Again and again, O’Brien describes Cacciato as being strangely, eerily calm. This again adds to the sense of Cacciato as otherworldly or superhuman—a kind of dream figure the soldiers are pursuing. All these seemingly fantastical elements ultimately point towards the revelation, at the novel’s end, that this whole journey towards Paris is playing out in Berlin’s traumatized imagination.
The soldiers march toward Cacciato. Suddenly, Stink Harris looks down: he’s “tripped” a wire. Quickly, the soldiers jump to the ground, knowing that there will be an enormous explosion. Paul Berlin crouches on the ground, closing his eyes and waiting for the inevitable “Boom.” But no explosion comes. Instead, there is a hissing sound, and Lieutenant Corson shouts that the squad has triggered a smoke bomb. Bright red smoke engulfs the soldiers. They can’t see anything. Nevertheless, all seven soldiers manage to crawl to safety, gasping and coughing. As Lieutenant Corson crawls away, he mutters, “Had us, could’ve had us all, he could’ve.”

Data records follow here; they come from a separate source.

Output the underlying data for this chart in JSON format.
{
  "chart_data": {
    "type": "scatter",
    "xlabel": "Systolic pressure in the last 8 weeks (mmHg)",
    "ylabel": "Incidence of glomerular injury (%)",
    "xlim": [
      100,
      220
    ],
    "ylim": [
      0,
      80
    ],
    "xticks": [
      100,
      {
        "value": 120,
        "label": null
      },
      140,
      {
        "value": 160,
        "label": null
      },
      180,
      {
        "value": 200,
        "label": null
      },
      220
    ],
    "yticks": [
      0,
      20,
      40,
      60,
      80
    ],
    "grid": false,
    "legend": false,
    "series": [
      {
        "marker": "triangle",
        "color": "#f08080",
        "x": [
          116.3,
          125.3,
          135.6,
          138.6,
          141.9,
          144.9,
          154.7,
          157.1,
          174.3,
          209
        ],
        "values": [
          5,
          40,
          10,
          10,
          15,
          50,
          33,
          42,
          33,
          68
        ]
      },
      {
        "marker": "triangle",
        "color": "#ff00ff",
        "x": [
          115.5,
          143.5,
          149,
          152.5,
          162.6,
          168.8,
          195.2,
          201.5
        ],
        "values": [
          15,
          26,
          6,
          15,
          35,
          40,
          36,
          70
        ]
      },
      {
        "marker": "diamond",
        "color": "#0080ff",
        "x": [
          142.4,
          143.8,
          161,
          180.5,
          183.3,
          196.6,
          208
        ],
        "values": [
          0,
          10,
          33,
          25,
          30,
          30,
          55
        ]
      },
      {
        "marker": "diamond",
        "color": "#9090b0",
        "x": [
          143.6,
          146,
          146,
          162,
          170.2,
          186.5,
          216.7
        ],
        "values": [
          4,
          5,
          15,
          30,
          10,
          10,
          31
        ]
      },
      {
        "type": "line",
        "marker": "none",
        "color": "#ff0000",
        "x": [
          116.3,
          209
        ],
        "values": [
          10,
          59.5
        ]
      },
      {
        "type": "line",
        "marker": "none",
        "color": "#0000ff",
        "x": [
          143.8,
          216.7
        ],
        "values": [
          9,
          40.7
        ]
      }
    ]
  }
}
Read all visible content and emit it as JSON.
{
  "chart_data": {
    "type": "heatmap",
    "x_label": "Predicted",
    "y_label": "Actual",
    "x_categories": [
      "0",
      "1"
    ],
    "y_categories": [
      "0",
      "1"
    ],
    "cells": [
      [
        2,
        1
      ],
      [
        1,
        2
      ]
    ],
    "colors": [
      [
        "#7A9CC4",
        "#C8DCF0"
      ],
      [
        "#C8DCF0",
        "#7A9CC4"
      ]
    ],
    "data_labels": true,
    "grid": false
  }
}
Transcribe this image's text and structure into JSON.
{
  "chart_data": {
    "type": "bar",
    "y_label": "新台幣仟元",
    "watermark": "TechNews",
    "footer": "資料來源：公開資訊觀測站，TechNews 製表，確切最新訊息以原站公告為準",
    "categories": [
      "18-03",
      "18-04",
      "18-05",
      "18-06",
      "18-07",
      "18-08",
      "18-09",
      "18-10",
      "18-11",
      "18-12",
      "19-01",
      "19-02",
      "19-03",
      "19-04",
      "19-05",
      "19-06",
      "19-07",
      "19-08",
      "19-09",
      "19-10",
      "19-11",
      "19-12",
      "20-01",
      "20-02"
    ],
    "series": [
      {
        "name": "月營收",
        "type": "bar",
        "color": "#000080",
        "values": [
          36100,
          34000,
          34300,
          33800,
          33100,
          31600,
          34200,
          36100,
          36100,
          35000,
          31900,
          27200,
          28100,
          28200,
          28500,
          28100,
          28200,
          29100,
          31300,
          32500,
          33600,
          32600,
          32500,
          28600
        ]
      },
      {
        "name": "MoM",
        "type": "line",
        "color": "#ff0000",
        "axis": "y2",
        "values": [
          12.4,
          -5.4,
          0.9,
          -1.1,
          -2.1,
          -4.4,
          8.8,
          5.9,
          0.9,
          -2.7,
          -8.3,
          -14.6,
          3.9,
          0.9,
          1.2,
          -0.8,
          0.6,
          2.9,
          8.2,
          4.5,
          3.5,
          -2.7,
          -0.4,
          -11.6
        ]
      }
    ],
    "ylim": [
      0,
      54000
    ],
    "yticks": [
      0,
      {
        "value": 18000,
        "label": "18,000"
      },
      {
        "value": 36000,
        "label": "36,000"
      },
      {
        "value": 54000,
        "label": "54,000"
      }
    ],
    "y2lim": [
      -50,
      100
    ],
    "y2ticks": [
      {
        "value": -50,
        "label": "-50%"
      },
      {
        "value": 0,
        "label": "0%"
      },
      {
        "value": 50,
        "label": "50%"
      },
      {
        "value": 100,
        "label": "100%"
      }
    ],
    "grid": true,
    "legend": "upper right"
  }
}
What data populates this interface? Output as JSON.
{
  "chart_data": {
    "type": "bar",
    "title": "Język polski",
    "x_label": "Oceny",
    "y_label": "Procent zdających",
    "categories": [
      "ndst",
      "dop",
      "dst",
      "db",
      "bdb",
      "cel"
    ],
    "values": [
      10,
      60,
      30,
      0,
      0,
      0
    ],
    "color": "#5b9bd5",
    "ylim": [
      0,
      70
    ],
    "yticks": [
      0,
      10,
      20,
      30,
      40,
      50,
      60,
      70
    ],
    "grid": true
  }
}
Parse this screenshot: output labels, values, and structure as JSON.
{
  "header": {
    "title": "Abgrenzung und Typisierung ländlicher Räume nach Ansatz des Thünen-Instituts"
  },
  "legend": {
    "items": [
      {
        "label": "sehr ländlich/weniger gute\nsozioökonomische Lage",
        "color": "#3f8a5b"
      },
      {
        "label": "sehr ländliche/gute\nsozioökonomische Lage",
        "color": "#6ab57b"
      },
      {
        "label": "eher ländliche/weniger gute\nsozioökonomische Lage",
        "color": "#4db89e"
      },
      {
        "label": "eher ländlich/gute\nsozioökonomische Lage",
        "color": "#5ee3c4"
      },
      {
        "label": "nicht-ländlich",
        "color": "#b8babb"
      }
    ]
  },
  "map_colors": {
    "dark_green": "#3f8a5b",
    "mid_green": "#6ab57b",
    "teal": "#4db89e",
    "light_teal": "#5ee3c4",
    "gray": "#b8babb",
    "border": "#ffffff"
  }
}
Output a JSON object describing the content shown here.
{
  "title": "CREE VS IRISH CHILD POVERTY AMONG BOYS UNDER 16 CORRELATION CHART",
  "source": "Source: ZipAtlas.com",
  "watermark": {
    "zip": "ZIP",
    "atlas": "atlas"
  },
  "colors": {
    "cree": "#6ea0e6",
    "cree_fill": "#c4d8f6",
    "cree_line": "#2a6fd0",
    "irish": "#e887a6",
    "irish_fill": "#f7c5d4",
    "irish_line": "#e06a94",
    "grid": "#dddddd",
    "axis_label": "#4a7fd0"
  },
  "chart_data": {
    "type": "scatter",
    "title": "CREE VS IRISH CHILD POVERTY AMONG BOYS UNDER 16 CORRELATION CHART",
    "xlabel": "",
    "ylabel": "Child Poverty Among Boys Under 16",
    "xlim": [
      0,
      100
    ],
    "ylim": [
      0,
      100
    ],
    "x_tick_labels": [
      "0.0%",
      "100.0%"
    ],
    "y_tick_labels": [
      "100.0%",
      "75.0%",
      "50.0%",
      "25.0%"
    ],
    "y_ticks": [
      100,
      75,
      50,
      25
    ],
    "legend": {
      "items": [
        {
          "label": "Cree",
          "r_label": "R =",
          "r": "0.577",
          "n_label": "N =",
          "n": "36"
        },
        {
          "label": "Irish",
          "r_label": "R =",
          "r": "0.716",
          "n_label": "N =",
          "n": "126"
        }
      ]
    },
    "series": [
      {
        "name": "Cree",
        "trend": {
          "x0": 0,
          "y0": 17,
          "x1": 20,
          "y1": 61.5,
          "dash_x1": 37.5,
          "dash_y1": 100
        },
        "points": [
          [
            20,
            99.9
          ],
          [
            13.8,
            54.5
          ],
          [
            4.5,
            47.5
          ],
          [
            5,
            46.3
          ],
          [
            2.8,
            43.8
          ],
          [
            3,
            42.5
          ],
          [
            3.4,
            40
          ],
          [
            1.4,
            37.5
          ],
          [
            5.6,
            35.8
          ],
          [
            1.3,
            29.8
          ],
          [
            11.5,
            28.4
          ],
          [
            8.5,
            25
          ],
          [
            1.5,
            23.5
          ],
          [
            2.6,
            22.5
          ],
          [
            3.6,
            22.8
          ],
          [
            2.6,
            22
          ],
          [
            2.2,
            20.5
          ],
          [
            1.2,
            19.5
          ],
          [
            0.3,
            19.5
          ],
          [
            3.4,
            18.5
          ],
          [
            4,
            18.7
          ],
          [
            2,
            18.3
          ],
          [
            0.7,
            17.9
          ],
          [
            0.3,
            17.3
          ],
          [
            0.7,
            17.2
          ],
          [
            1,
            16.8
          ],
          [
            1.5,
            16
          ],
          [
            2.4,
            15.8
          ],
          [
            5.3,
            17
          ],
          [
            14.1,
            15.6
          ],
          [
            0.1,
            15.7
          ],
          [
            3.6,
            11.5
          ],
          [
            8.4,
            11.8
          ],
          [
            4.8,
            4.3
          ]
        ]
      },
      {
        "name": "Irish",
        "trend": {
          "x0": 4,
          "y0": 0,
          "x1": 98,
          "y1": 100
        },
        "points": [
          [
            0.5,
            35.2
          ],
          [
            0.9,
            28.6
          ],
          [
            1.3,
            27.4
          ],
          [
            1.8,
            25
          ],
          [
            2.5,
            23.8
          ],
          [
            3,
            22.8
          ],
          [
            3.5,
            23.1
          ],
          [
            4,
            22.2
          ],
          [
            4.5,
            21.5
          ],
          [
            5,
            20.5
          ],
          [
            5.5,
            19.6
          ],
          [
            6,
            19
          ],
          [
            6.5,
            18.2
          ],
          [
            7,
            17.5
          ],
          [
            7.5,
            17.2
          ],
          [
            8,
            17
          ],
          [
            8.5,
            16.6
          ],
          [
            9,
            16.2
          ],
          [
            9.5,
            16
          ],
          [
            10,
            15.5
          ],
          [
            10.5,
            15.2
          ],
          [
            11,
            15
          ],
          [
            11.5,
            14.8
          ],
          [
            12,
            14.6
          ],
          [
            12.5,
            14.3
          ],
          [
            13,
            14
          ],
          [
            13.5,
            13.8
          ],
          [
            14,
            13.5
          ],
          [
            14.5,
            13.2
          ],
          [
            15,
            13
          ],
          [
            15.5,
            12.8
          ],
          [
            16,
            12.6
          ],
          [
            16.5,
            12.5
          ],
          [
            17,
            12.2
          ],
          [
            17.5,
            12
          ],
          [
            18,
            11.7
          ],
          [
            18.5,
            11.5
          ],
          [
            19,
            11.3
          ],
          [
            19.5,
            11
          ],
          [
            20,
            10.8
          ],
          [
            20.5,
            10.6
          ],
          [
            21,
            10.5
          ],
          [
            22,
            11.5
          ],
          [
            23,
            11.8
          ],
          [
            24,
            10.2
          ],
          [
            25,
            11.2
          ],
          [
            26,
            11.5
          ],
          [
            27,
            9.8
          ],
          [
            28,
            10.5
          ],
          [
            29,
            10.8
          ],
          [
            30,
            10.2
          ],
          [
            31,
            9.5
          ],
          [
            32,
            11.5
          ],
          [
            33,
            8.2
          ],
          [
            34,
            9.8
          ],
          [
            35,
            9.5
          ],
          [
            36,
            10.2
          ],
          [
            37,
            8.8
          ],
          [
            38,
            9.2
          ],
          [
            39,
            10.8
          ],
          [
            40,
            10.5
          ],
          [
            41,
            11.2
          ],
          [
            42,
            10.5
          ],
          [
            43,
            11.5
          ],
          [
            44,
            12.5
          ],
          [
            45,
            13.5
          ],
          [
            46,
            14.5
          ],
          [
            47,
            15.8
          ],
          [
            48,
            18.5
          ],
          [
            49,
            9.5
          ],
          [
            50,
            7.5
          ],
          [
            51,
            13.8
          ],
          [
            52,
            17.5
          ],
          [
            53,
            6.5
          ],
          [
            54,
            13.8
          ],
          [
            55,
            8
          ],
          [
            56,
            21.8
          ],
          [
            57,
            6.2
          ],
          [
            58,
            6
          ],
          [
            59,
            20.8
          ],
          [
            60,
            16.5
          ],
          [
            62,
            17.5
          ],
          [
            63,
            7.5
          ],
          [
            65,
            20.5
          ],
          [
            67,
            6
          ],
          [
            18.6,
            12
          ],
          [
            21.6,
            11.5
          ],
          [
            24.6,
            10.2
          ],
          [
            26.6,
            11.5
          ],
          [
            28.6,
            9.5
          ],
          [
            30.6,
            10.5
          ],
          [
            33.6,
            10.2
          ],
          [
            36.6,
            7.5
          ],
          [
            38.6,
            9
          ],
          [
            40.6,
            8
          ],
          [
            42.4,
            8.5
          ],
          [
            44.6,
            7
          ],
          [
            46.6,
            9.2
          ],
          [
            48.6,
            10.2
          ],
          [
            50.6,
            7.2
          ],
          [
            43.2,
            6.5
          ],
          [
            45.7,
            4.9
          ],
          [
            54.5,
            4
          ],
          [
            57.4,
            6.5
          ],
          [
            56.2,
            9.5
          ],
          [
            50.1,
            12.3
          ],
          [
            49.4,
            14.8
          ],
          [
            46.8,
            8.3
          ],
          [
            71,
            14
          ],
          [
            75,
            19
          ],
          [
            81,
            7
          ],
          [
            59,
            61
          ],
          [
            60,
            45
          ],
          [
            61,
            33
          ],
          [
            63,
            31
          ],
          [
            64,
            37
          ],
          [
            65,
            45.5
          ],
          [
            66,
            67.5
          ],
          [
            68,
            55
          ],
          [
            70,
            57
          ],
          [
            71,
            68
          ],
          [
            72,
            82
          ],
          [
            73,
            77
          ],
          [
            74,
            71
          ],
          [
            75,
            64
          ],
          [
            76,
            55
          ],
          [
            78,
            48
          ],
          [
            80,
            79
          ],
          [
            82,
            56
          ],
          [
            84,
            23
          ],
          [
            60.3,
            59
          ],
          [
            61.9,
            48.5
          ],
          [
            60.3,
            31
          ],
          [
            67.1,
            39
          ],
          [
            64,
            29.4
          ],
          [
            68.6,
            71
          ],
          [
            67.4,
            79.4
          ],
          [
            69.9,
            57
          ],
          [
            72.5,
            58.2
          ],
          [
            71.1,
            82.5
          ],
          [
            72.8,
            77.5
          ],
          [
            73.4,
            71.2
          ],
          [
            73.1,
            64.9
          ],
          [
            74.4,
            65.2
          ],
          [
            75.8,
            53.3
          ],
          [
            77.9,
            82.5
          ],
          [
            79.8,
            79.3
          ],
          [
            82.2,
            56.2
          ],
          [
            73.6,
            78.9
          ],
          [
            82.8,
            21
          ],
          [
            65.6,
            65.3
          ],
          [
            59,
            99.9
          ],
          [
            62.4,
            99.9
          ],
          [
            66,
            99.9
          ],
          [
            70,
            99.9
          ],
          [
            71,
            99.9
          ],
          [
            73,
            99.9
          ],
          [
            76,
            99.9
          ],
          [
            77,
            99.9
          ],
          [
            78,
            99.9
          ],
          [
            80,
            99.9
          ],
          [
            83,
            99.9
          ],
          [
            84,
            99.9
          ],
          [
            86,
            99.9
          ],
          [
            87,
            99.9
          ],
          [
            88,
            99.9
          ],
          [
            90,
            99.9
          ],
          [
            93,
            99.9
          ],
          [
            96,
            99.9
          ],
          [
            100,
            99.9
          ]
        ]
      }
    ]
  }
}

The fact that the bomb is a smoke bomb, rather than a land mine, is, it should be noted, an incredible coincidence. The soldiers are lucky to be alive—the first of many “close shaves” they’ll encounter in the novel. O’Brien reminds us that the soldiers are very lucky to have gotten as far as they’ve gone—fantastically lucky, as it will turn out. The confusion and fear of the smoke bomb is also like a microcosm for the world of the Vietnam War itself.
A few hours later, Oscar Johnson is returning to the squad, carrying a white flag. Johnson has gone to meet with Cacciato, in order to negotiate the terms of Cacciato’s surrender. Johnson has told Cacciato the truth: Cacciato has intentionally endangered the lives of his fellow soldiers, a crime for which he could easily be court-marshaled in the United States. As such, he should surrender, rather than make his situation any worse. Cacciato, Johnson reports, has refused to surrender. He cheerfully apologized for the smoke, and asked Johnson how the squad is “holding up.” Johnson asks Lieutenant Corson, “Why not let him go, sir?” Corson only replies that he needs “rest.”
In this section, O’Brien introduces the legalistic side of duty and desertion. According to this perspective, Cacciato is a criminal because he’s refused to fight on behalf of his government, and has disobeyed his commanding officers, Corson and Johnson. And yet these crimes seem hilarious petty when compared to the crimes of the Vietnam War itself—what’s desertion next to the My Lai massacre? (See Background Info.) Moreover, Corson seems increasingly unstable, throwing any and all of his orders—including the order that Cacciato remain a soldier—into question.
That night, Paul Berlin dreams about Cacciato walking through the country. He still wants to believe that Cacciato could succeed in his plan to walk to Paris. “Yes, it could be done,” he tells himself. Suddenly, it begins to rain.
Berlin becomes increasingly adamant in his belief that Cacciato can make it to Paris. He seemingly does so because he needs something to believe in—something to inspire him to survive.
The next morning, the rain has subsided. Berlin wakes up and sees a small fire in the distance—Cacciato is cooking himself breakfast. Lieutenant Corson wakes up and announces, “let’s do it.” Eddie, Oscar, and Harold Murphy proceed towards Cacciato, while Corson and the other soldiers stay behind, “to block a retreat.” They plan to arrest Cacciato. It is still very dark, and Berlin fires a bright green flare into the sky. Back with Corson, Doc imagines that the soldiers are celebrating the New Year—1968, the Year of the Pig.
For not the last time in the novel, O’Brien ends a section with a “cliffhanger.” He toys with our sense of anticipation throughout the novel, calling into question how “realistic” any of the events in the book really are. The hallucinatory description of this scene, in hindsight, seemingly echoes Berlin’s trauma—this is the night on which he (presumably) shot Cacciato.